Para piorar, era um dia cinzento, com uma garoazinha chata daquelas de arrepiar o cabelo e um vento besta que insistia em me descabelar mais ainda. Meu humor, definitivamente, estava tão cinzento quanto o céu daquele dia.

E não, eu não podia sair correndo pra casa. Já havia chegado beeem atrasada no trabalho e levado aquela significativa olhada de soslaio do chefe. E, sinceramente, me enterrar debaixo das cobertas até maio do ano que vem parecia admitir a derrota. Não tinha como, não mesmo, infelizmente.

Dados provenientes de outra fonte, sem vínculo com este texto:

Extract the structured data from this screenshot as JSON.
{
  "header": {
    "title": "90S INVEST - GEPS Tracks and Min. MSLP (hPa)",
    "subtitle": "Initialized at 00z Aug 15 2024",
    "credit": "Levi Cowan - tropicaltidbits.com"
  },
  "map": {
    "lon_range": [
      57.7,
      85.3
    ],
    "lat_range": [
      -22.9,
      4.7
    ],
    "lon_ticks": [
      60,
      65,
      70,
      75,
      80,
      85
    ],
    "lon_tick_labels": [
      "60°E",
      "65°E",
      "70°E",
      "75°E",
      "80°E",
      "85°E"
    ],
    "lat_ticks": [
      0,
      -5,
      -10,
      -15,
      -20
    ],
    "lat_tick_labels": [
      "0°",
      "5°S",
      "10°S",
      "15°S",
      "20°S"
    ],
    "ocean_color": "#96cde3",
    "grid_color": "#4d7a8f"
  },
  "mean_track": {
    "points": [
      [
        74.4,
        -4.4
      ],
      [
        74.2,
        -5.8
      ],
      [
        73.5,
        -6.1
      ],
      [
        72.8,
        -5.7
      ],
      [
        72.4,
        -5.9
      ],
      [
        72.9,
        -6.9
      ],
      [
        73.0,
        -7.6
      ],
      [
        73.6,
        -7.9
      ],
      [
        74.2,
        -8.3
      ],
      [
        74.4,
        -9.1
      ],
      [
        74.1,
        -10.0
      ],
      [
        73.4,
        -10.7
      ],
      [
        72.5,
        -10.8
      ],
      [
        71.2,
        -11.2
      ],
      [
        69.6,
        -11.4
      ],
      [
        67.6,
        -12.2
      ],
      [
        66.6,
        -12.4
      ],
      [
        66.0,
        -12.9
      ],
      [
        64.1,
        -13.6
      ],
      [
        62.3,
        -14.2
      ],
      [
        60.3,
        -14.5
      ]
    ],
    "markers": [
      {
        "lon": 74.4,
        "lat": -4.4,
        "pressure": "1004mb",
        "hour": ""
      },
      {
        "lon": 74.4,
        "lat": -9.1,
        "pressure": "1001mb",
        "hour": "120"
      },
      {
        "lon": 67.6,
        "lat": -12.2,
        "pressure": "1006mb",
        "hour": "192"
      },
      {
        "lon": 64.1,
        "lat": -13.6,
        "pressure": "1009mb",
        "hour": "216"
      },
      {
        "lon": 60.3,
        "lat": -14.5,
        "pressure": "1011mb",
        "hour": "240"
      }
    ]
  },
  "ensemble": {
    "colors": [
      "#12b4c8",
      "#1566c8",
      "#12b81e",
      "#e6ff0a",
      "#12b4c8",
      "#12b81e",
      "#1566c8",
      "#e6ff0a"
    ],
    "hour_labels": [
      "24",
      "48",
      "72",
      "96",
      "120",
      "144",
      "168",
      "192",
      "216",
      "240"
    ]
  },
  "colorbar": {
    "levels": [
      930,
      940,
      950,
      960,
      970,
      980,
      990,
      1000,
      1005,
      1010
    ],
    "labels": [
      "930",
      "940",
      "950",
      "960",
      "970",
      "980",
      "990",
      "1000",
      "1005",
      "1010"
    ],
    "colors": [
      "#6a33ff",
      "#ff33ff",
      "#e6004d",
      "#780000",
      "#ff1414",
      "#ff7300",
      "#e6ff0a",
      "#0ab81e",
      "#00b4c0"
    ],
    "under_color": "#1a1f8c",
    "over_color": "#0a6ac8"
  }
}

Deu o horário do almoço e eu saí novamente à rua, esbravejando mentalmente contra o cinza do céu, a garoa besta, o vento chato, o animal motorizado que fez uma barbeiragem absurda bem na minha frente (eu estava a pé, mas motoristas navalhas conseguem me irritar profundamente mesmo quando não estou ao volante, acredite!), a vida, o mundo, o universo, enfim, tudo. Tudo.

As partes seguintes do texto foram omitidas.